By Bernard E. Harcourt
“One cannot disregard the fact that all the political currents which now affect the masses, whether they style themselves fascist, socialist, or communist, tend towards the same form of State capitalism.”
— Simone Weil, “Prospects,” 1933.[1]
Any theory of coöperism—any model of political economy that centers cooperation among workers, consumers, and ordinary citizens—must have an account of its opposite, namely top-down models that privilege state control of the economy. These include forms of state capitalism in which the state is essentially the guarantor of financial and economic activity, as well as forms of socialism or communism in which the state owns the means of production.
I would argue that state capitalism also includes contemporary American-style neoliberal capitalism in which the government treasury bails out and backstops the economy.

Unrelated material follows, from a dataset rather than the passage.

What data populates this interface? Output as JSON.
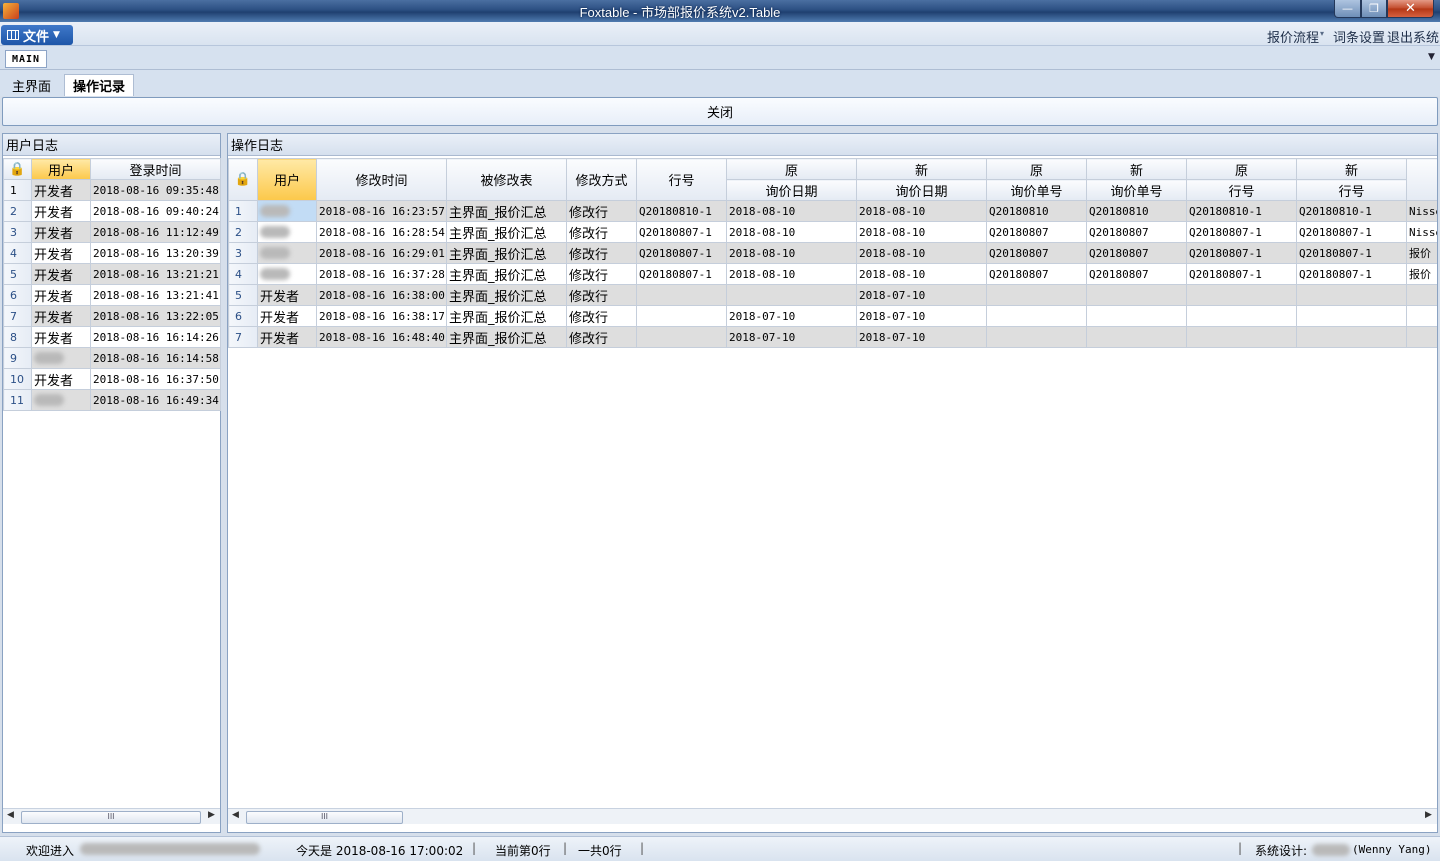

As I argue in Cooperation, the term capitalism, as applied to an economy like the United States, is a misnomer because the system functions not primarily as a product of the free exchange of capital, but rather because of the U.S. Treasury’s bail-outs during financial crises and their promise to backstop the American economy—without which the dollar would collapse, the national debt would implode, and the country would go bankrupt and fall into chaos. Rather than capitalism, I would call such an economic regime “treasurism” or “tournament dirigisme”—a form of state dirigisme that favors capital holders. So I would include current American capitalism within the broad category of “state capitalism.”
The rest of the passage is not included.